The Financial Sector’s Climate Imperative
It is impossible to say when the next financial crisis will erupt, let alone how long it will last or how damaging it will be. But there is no doubt that the risks the world faces merit a more holistic approach – one that accounts for the serious and escalating threats posed by climate change.
PARIS – In the decade since the global financial crisis, mechanisms to boost the financial system’s resilience have been widely discussed. But while some progress has been made, the largely piecemeal approach that has been pursued may yet prove inadequate to support long-term financial stability. And a waning bull market means that the day of reckoning may not be far off.
It is impossible to say when the next crisis will erupt, let alone how long it will last or how damaging it will be.

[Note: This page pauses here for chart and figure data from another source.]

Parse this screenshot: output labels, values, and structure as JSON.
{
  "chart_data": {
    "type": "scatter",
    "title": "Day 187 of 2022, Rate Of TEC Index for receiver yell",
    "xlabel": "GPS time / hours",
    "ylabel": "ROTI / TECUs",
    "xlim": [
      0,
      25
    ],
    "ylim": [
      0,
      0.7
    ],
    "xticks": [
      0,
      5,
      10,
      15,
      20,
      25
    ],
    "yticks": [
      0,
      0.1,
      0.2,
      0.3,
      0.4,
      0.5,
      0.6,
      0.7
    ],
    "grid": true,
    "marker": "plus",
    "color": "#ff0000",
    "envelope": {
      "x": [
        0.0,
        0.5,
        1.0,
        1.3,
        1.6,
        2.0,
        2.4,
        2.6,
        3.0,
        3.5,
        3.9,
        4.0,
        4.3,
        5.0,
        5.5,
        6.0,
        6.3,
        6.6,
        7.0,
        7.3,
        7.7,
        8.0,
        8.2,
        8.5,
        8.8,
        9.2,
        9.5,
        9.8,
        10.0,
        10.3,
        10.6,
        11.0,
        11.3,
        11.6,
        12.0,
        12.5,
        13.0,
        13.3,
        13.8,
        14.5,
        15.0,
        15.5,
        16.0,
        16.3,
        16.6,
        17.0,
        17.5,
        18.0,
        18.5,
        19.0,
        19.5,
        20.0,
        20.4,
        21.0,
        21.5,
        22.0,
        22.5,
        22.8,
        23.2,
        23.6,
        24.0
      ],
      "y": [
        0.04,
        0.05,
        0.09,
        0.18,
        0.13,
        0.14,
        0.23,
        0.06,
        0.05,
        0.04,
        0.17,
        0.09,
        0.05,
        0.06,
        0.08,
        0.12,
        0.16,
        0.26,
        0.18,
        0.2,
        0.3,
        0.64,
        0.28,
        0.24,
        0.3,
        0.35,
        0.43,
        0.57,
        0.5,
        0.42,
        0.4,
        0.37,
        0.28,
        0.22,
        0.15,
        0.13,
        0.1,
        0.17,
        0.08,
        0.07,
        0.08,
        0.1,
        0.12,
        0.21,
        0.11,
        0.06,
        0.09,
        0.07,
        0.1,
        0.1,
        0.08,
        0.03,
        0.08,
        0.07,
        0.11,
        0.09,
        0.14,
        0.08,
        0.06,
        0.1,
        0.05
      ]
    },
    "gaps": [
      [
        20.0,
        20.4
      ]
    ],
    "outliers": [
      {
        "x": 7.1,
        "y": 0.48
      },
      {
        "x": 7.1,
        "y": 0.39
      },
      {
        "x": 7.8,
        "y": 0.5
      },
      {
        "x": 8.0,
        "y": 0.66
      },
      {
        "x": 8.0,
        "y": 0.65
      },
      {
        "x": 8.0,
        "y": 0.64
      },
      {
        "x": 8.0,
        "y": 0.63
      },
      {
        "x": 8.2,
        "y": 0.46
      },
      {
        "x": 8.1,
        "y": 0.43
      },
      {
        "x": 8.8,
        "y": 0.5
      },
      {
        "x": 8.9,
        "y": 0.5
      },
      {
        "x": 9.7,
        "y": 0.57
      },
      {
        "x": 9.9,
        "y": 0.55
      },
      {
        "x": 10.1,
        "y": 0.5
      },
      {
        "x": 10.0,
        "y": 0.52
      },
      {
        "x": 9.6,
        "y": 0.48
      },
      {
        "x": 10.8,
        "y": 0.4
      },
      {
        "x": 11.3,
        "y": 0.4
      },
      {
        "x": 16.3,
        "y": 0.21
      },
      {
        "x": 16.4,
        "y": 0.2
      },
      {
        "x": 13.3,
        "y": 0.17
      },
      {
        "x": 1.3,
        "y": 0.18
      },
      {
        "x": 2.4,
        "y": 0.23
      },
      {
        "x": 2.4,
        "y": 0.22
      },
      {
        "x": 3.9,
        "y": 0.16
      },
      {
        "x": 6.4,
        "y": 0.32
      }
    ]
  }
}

But there is no doubt that the risks we face merit a more holistic approach, much like what was called for immediately after the 2008 crisis (though those calls lost steam as markets recovered). This means agreeing on and implementing a new vision for governing the global economy; assessing it rigorously and adjusting it as needed; and ensuring full accountability for every stakeholder.
This vision must comprehend profound and ongoing changes, from increasingly concentrated market power to increasingly automated decision-making. It must also consider China’s rise, which demands that China be incorporated more fully into governance bodies, which will have far-reaching implications, especially as the country emerges as a less benevolent global actor.